I don’t see this as damaging to my position; in fact, I see it as the function that I perform. To use your metaphor, if I paid a consultant to go find me the best oranges and he came back and told me where some good ones were, he would have failed to deliver on what I had asked him to do.
An important caveat: I can be wrong in my judgment of the merit of these ideas, and I make that very clear. I’m not a registered broker/dealer, and I make it extremely clear at every turn that a) only accredited investors should be pursuing these ideas, b) whoever is interested needs to do his own due diligence, and c) even if I were registered, I could be just as wrong.
Thanks again for your insights.
Craig,
Here we agree fully.
There’s not enough money to spend on all technologies, and we need to be as clever as we can about ferreting out what the maximum gain for our investments might be. When every investment group thinks this way, there would be two or three competing companies within each worthy platform type, only one of which would eventually survive… but that’s far better than the ultra-leftist fantasy where we dump money into everything, and still only one company for a few select platforms would survive, we just waste endless time and resources on unlikely or impossible paths.

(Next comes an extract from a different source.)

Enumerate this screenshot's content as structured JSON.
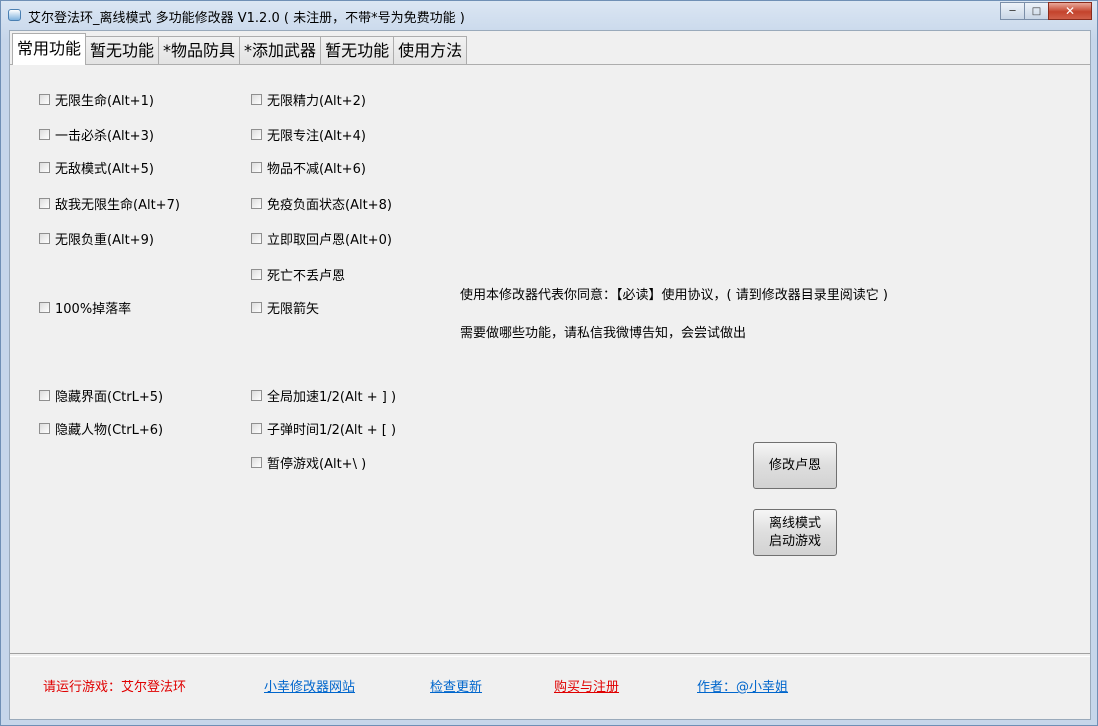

I cannot imagine a single investor who would be willing to seek out anything other than the best of any given platform. If you can’t answer “what is the best bet?” and then defend that answer, then that’s probably the last time you’re opinion will be sought on this topic.
The PC idea that everyone is equally worthwhile has long since been disproven, but that was self-obviously incorrect before we started down that path. We cannot prosper, and possibly cannot even save our society if we don’t abandon such absurd notions.
Right. To think otherwise is to reason: Darwinism got us through the last 4 billion years quite brilliantly, but now it’s time for human civilization to throw it in the garbage.